Think about this for a moment…
Now think about how we teach transition related activities. Are we able to gather information from our student about his/her interests from a variety of methods? So often, students participate in a computer administered interest inventory and print out a result. Sometimes they are then asked to look up the career interest codes on the computer. But, does this have meaning to all of the students? Have we truly tapped into the students’ method of expressing his/her interests? Did the computer create a barrier? Did the questions create a barrier? Was focus or reading or comprehension an issue? The point is, UDL principles need to be part of all that we do for all students and, yes, even when it is transition related activities that we are talking about.
And, as we begin the activities related to transition – the job shadowing, career exploration, interview practice, community exploration, self-care, budgeting, etc. – we need to appropriately transfer the UDL methods used in the classroom to the new environment.
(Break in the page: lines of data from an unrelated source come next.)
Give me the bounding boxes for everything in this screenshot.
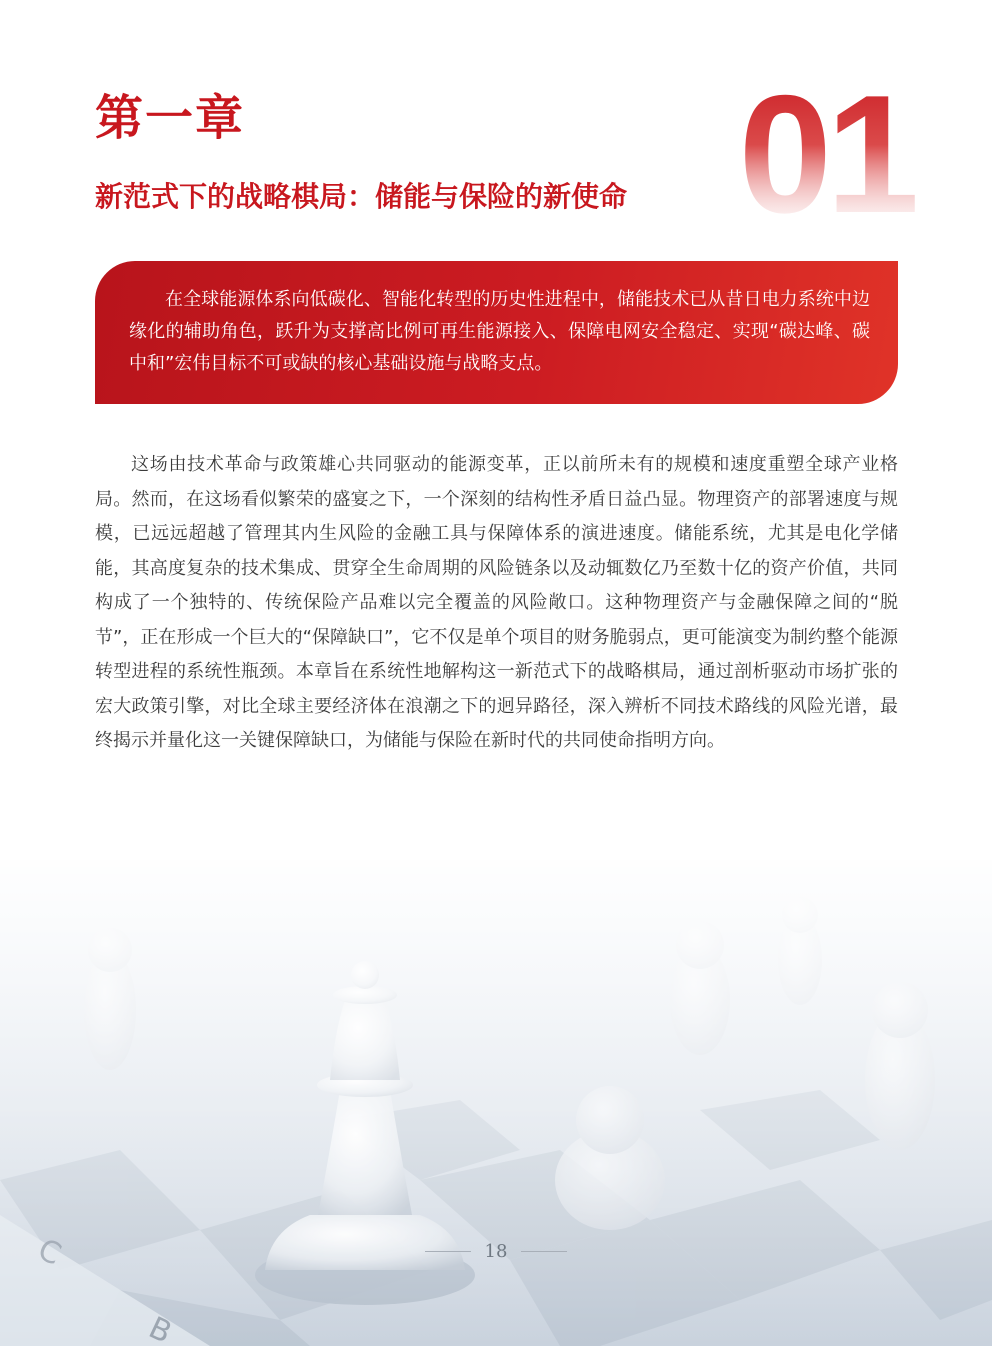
intro-callout — [95, 261, 898, 404]
page-number: 18 — [484, 1240, 508, 1262]
chapter-subtitle: 新范式下的战略棋局：储能与保险的新使命 — [95, 180, 628, 213]
footer-line-left — [425, 1251, 471, 1252]
chapter-number-graphic — [738, 62, 918, 222]
intro-text: 在全球能源体系向低碳化、智能化转型的历史性进程中，储能技术已从昔日电力系统中边缘化的辅助角色，跃升为支撑高比例可再生能源接入、保障电网安全稳定、实现“碳达峰、碳中和”宏伟目标不可或缺的核心基础设施与战略支点。 — [129, 289, 870, 374]
page-footer — [0, 1236, 992, 1266]
body-paragraph: 这场由技术革命与政策雄心共同驱动的能源变革，正以前所未有的规模和速度重塑全球产业格局。然而，在这场看似繁荣的盛宴之下，一个深刻的结构性矛盾日益凸显。物理资产的部署速度与规模，已远远超越了管理其内生风险的金融工具与保障体系的演进速度。储能系统，尤其是电化学储能，其高度复杂的技术集成、贯穿全生命周期的风险链条以及动辄数亿乃至数十亿的资产价值，共同构成了一个独特的、传统保险产品难以完全覆盖的风险敞口。这种物理资产与金融保障之间的“脱节”，正在形成一个巨大的“保障缺口”，它不仅是单个项目的财务脆弱点，更可能演变为制约整个能源转型进程的系统性瓶颈。本章旨在系统性地解构这一新范式下的战略棋局，通过剖析驱动市场扩张的宏大政策引擎，对比全球主要经济体在浪潮之下的迥异路径，深入辨析不同技术路线的风险光谱，最终揭示并量化这一关键保障缺口，为储能与保险在新时代的共同使命指明方向。 — [95, 454, 898, 751]
chapter-title: 第一章 — [95, 90, 246, 146]
chapter-number: 01 — [738, 62, 914, 222]
footer-line-right — [521, 1251, 567, 1252]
Further it is important that we add (and instruct) any additional UDL solutions that may help reduce barriers. This may mean learning about assistive technology, digital media, apps and tools. If UDL principles have been used throughout the schooling experience, this transition to using strategies in a new environment will be almost second-nature for a student and likely not carry the anxiety or stigma that perhaps would be felt if a student is not familiar with assistive technology or is not comfortable asking for assistance or supports. The hope is, that when a student is adequately prepared for transition to independent living, employment, or post-secondary education, he has the self-confidence, the self-awareness and understanding, and the self-determination to experience success. An added benefit to UDL, if it has been implemented throughout school, is that other students won’t view the use of assistive technology as anything different, because with or without a disability, since it was implemented to help all students, it is likely they are using assistive technologies too.
UDL & Transition = Success in Several Ways
- Students have more understanding of strengths, needs, learning styles.
- Data collected concerning abilities and interests is more relevant when collected in various methods.
- Students understand HOW to learn (important for employment & post-secondary education).
- Students have experienced more success and likely gained more self-confidence.
- Students are familiar with assistive technology that can be used across environments (education, employment, personal life).
- Students have learned strategies that work for them in accessing curriculum, gaining knowledge and demonstrating knowledge gained.
Expanding career options with universal design for learning (ECOUDL). (2011, March). Virginia board for people with disabilities (Project Dissemination guide). Retrieved from http://phillipsprograms.pbworks.com
Using universal design for learning: Successful transition models for educators working with youth with learning disabilities. (2012, February). National collaborative on workforce and disability (Issue 33). Washington, DC.